Psychotic break?

Well I think that trying to contradict who suffer (of any mental illness) is always counter-productive. He/She can start stopping to trust you or at least be stressed. When I’m obsessive and the people around me try to explain me that they are only my obsessions I know they’re right but I feel misuderstood and then I feel stressed. It must be the same for the delusions.
So when you are paranoic are or aren’t you aware is just your illness?

Often when I get stressed and start having delusions, I get caught up in the moment and all my coping mechanisms and practiced ‘self-talk’ and rationalizations go right out the window and my same old delusions rule the moment. But when things calm down, I can see where I was wrong.

Yep I think to have understood. Which are your habitual delusions?

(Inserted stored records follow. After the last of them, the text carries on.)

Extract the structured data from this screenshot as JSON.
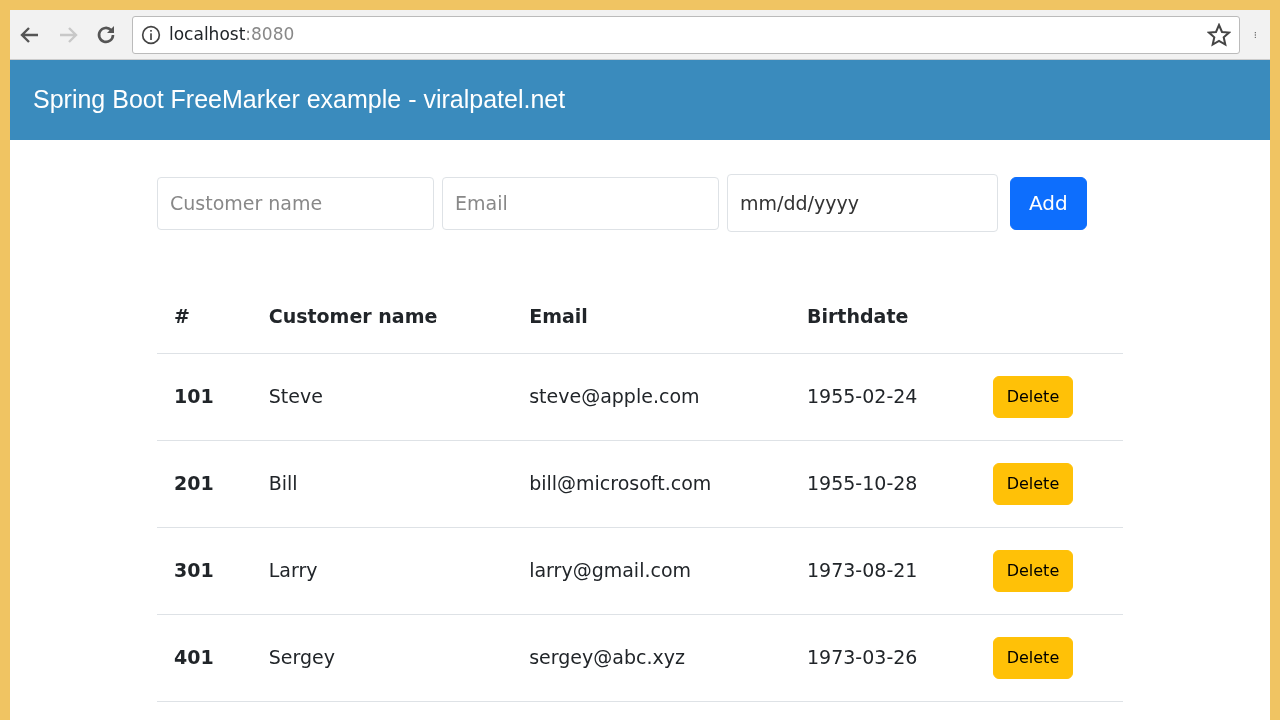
{
  "browser": {
    "url_host": "localhost",
    "url_port": ":8080",
    "forward_disabled": true
  },
  "navbar": {
    "title": "Spring Boot FreeMarker example - viralpatel.net"
  },
  "form": {
    "fields": [
      {
        "placeholder": "Customer name",
        "kind": "text"
      },
      {
        "placeholder": "Email",
        "kind": "text"
      },
      {
        "placeholder": "mm/dd/yyyy",
        "kind": "date"
      }
    ],
    "button": "Add"
  },
  "table": {
    "columns": [
      "#",
      "Customer name",
      "Email",
      "Birthdate"
    ],
    "rows": [
      {
        "id": "101",
        "name": "Steve",
        "email": "steve@apple.com",
        "birthdate": "1955-02-24",
        "action": "Delete"
      },
      {
        "id": "201",
        "name": "Bill",
        "email": "bill@microsoft.com",
        "birthdate": "1955-10-28",
        "action": "Delete"
      },
      {
        "id": "301",
        "name": "Larry",
        "email": "larry@gmail.com",
        "birthdate": "1973-08-21",
        "action": "Delete"
      },
      {
        "id": "401",
        "name": "Sergey",
        "email": "sergey@abc.xyz",
        "birthdate": "1973-03-26",
        "action": "Delete"
      }
    ]
  }
}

Oh, that people are against me, that everybody is a threat, people are laughing at me, that everybody is thinking of me etc.

Oh I see. But more or less how much it lasts?

Various delusions come and go depending on the situation I’m in. At work,whenever I hear someone laughing, I think they are laughing at me. I have gotten better at figuring out that I am wrong.

Lol sometimes it happens to me too…

I figure that EVERYBODY gets laughed at SOMETIMES.

Well yep but if I saw or hear people laughing while I’m walking downtown for example I think “Hey, they must be laughing at me!” And I start feeling uncomfortable. So I understand you.

I think it depends on the individual. Sometimes a person hears or sees things you can’t see. There are delusions and paranoia. It can be very frightening to the individual. Try googling mental health intervention crisis of your city and get their telephone number and call if it is a crisis. They are prepared to help when needed. That is how I was able to get my help for my daughter with her first psychotic break from reality.

HI, I’m not SZ, but I live with my older brother who is.

When we were both younger, he had thee definite breaks that were very long, hard and very scary for him. He did end up right in hospital due to those three. I was with him during two of them. I wasn’t around for the third.

The breaks were very hard on him. He doesn’t remember everything that happened. His perception of reality during the break was vastly different then what was happening. His perception defined how he was acting and the actions he took.

Some breaks were more internal where he wouldn’t eat and wouldn’t sleep. He got hospitalized then, but it was more family private and less police chase. He just collapsed due to exhaustion and when he woke up, it was obvious he needed to be kept again. He doesn’t remember everything from those either.

He’s been med compliant for 6 years and so now his breaks are still serious and very scary and upsetting to him. But they aren’t as dramatic or as scary for me.

He’s more in control even when he’s breaking and he uses more coping tools and can talk himself out of some of the panic. There are a few quick hallucinatory panics that still happen, but he tries to stop himself, but he can’t. Those are still important, but he can pull out of them quicker then before.

He’ll exhaust himself and eventually pass out, but I can usually get him to bed before that happens. He remembers more of these past recent incidents. He tries so hard to be logical with me and listen but he’s pacing, panicking and ready to lose it. Yet at the same time there is something in his head that is fighting so hard to stay in control.

I hope this helps.

most of my breaks in them i could not tell if i was alive or dead

Thank you to all for your testimony. I see that Sz can be really scary and painful…I wish to all you guys the best!!